Pas simple de parler de « 120 Battements par minute », impossible de ne pas en parler. Tu sors de la salle sonné dans un silence assourdissant, avec le sentiment de t’être pris une casserole en pleine tête.
J’étais au collège lorsqu’on a commencé à parler de l’épidémie de Sida en France. Nous avions droit chaque année à une petite heure d’explications, à glousser en se passant des capotes. Je me souviens aussi d’images aux infos, de ce préservatif rose sur la Concorde, de ces manifestants couchés par terre dans un silence de mort. Je me souviens des débats dans les lycées à propos des distributeurs (ou pas) de capotes. Il y a eu « Les Nuits Fauves » aussi, ce film de Cyril Collard, le premier à parler crûment des séropo, qui a provoqué en son temps un beau tollé. Nous étions la génération sida et on commencait à se rentrer dans la tête à coups de poings que nous ne pourrions peut-être plus jamais s’aimer sans protection. Mais il y avait du boulot aussi, je me souviens de ce proche multipliant les amourettes et proclamant : « moi je risque rien, je suis propre ». Ce boulot de prévention et de sensibilisation, ce sont les associations qui l’ont largement assuré, pas (ou peu, ou mal) l’Etat.

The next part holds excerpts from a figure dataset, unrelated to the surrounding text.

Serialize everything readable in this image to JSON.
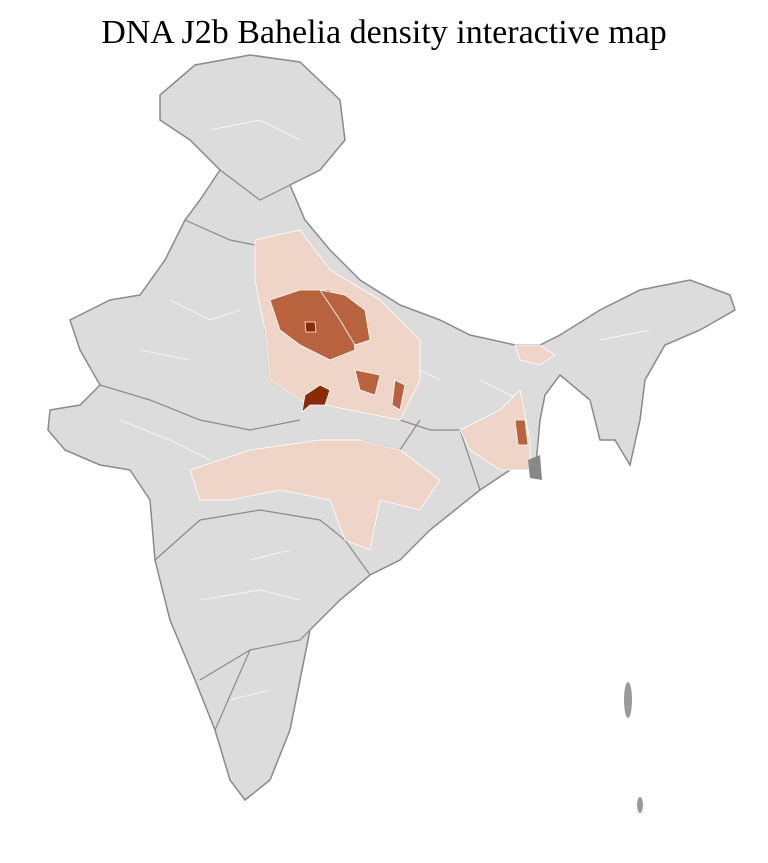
{
  "title": "DNA J2b Bahelia density interactive map",
  "colors": {
    "base": "#dcdcdc",
    "district_border": "#ffffff",
    "state_border": "#8a8a8a",
    "low": "#efd5c8",
    "medium": "#b9623e",
    "high": "#8a2b05"
  }
}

Aids et Act Up.
A l’époque pas de réseaux sociaux pour faire vague, pour dénoncer il fallait y aller, descendre dans la rue, s’efforcer d’attirer les médias avec des moyens percutants quitte à outrepasser ses principes, s’imposer, gueuler pour se faire entendre. Et en amont, s’organiser, désigner des meneurs, débattre. C’est ce que montre de manière incroyablement précise le film (et pour cause, le réalisateur était également militant) en racontant le combat d’Act Up-France, de David contre Goliath, les malades contre les laboratoires, échafaudant des opérations ou des slogans qui marquent les esprits pour alerter, se prenant beaucoup la tête aussi, mais avec toujours un esprit de solidarité et d’entraide, une union quasi sacrée guidée par la colère et l’urgence sur un rythme de musique électro. Et puis au milieu du collectif vient s’insérer l’intime, une histoire d’amour qui ne durera pas, incarnée par des acteurs d’une justesse incroyable (on se souviendra longtemps de Nahuel Perez Biscayart, qui incarne Sean), le processus de la maladie, la mort, le deuil, le tout montré sans filtre aucun, sois prévenu.